You should swap the units back.


----------



## charmz (Sep 5, 2011)

oh damn...of well thought i could get a second DVR

you are talking about swapping...is there a way to swap receivers legit?...(both calling and saying we want to do so)


----------



## trh (Nov 3, 2007)

He isn't going to want to swap (and I don't believe there is a way to do this). When he signed up for HD DVR one month ago, he agreed to this from DirecTV(I edited out some parts):



> We do not charge an ECF if you decide to cancel your DVR Service or HD Access early, so long as you maintain the base level of programming. However, upon cancellation of DVR Service and/or HD Access, you are required to return the equipment used in connection with these services to DIRECTV... If you cease to be our customer (whether voluntarily or involuntarily), you must contact DIRECTV within 7 days of termination of your base level of programming to arrange for an equipment return kit or kits.... If we haven't received your equipment within 21 days of termination of your base level of programming, or if the equipment is returned in damaged condition, we will charge you $45 for each standard box, $175 for each DVR box, $125 for each HD box, *and $250 for each HD-DVR*, so please promptly attend to your equipment return.

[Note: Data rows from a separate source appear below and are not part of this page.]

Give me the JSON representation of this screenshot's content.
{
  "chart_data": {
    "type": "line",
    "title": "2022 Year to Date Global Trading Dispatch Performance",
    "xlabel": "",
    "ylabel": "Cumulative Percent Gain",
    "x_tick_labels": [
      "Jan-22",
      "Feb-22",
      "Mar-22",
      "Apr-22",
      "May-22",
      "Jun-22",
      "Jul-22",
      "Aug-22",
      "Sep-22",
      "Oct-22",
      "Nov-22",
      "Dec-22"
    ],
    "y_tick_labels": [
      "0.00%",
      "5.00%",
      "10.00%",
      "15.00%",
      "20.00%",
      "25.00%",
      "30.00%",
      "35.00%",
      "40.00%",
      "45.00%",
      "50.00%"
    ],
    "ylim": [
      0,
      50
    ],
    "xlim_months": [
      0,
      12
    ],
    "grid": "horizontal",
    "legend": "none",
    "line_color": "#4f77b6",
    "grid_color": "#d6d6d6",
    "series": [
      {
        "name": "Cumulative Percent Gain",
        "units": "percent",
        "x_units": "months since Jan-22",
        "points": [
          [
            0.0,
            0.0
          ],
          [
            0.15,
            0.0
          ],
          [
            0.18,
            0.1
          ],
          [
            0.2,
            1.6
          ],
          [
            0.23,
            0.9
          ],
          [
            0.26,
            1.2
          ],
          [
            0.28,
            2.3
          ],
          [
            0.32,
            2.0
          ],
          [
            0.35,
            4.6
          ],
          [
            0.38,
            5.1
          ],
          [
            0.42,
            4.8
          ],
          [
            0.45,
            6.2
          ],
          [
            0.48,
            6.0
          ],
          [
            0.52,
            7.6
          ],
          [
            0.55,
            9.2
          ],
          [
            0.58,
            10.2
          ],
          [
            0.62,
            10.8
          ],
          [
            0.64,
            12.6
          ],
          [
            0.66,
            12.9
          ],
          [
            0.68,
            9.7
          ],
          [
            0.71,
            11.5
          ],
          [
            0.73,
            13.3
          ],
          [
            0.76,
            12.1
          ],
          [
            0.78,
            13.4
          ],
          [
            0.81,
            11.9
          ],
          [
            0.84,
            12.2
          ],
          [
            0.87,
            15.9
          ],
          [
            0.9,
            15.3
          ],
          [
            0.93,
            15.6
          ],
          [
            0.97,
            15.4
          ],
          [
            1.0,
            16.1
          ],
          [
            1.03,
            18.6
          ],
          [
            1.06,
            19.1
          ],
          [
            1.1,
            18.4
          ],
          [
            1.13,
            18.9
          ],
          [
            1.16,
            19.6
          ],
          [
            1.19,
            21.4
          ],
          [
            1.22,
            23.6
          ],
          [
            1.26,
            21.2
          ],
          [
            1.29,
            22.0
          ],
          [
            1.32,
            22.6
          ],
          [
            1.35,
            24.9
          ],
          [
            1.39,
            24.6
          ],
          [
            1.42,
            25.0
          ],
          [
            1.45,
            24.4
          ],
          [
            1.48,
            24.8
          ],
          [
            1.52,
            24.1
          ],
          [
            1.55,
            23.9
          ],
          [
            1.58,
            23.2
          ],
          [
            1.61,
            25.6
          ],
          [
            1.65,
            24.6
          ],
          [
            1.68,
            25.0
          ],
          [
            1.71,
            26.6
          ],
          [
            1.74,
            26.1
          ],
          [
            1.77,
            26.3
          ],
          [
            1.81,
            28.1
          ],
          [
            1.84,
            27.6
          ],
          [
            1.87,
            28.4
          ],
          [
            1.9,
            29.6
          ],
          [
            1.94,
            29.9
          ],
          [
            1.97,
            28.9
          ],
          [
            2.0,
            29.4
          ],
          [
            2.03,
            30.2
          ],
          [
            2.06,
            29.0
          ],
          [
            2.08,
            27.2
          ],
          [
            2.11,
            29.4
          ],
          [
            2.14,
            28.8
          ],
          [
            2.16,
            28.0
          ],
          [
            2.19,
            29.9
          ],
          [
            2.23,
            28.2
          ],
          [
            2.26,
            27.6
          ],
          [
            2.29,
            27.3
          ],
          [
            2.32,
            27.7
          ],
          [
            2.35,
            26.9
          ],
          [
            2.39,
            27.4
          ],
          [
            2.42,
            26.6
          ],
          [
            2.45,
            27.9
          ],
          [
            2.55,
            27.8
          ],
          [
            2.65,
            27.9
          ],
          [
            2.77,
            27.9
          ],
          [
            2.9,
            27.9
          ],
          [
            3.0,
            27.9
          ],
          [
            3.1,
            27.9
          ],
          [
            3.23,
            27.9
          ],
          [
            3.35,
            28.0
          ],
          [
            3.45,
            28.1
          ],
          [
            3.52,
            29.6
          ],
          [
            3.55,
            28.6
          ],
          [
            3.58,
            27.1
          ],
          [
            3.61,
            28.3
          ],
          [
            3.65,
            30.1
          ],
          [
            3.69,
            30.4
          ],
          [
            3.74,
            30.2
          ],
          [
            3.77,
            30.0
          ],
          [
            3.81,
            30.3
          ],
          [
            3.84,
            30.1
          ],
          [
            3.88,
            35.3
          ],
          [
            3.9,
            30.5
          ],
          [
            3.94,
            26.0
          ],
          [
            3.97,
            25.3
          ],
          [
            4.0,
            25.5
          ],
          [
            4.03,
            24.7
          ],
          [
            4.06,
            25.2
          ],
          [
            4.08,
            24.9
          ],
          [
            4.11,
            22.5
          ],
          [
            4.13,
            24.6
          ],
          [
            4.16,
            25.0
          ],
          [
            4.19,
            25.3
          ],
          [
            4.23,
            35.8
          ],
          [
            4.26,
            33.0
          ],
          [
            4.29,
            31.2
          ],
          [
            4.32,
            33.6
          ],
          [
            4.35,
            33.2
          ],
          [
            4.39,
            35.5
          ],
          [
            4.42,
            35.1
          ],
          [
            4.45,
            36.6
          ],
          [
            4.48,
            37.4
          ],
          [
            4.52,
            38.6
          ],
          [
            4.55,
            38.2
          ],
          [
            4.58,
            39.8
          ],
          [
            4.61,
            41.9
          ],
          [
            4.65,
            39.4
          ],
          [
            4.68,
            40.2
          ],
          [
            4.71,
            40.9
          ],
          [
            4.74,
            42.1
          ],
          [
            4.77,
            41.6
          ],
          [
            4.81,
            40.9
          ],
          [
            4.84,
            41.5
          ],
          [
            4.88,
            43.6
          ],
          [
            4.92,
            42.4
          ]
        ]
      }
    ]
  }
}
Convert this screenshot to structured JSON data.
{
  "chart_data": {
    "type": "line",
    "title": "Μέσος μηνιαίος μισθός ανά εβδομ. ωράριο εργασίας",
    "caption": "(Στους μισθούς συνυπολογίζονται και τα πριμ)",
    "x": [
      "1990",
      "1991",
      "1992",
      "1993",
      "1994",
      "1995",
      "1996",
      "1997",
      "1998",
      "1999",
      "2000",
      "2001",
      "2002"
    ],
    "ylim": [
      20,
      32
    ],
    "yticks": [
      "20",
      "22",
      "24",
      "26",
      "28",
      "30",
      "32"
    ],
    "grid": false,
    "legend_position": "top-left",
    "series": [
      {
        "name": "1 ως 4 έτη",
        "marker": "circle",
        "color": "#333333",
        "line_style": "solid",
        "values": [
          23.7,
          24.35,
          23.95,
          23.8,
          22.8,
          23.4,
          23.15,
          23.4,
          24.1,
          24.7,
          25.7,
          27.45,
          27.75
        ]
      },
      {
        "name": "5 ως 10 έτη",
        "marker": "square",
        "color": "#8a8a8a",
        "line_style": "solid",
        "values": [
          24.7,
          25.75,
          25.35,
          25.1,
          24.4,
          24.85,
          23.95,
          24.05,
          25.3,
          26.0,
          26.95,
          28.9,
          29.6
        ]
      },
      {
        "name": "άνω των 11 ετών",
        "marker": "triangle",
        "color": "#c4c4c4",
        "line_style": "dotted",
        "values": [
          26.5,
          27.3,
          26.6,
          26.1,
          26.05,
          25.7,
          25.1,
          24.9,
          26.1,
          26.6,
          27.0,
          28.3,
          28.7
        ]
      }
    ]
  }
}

You need to get him back his box so he can return it.

*Source Link*


----------



## WestDC (Feb 9, 2008)

charmz said:


> oh damn...of well thought i could get a second DVR
> 
> you are talking about swapping...is there a way to swap receivers legit?...(both calling and saying we want to do so)


 You can purchase a "owned HDDVR" on ebay(just check the RID number with D* before purchase) or a leased HDDVR form any online retailer like amazon or solidsignal.

Get your box back and return his to him ASAP


----------



## HoTat2 (Nov 16, 2005)

trh said:


> His Terms of Service says that he has to maintain DVR service for 2 years after he got his install. DirecTV is going to want that box back and they may charge him $$$ for cancelling his service early.
> 
> Do you own that HD receiver? if it was a leased unit, I think you also violated the Terms of Service.
> 
> You should swap the units back.


That's what I didn't understand. Unless the OP's friend owns the box, if he cancels service on a leased receiver after only one month, DIRECTV will assess an ETF and demand return of the box within about 20 days after the receipt of a return kit or they will charge him for the cost of the receiver as well.


----------



## trh (Nov 3, 2007)

HoTat2 said:


> Unless the OP's friend owns the box, if he cancels service on a leased receiver after only one month, DIRECTV will assess an ETF and demand return of the box within about 20 days after the receipt of a return kit or they will charge him for the cost of the receiver as well.


No EFT if he just cancels DVR service, but they do want the box back.
------------------------------------
And yes, I'm assuming that his box is leased and not owned because of the OP's original statement "My friend got the free HDDVR upgrade at install"


----------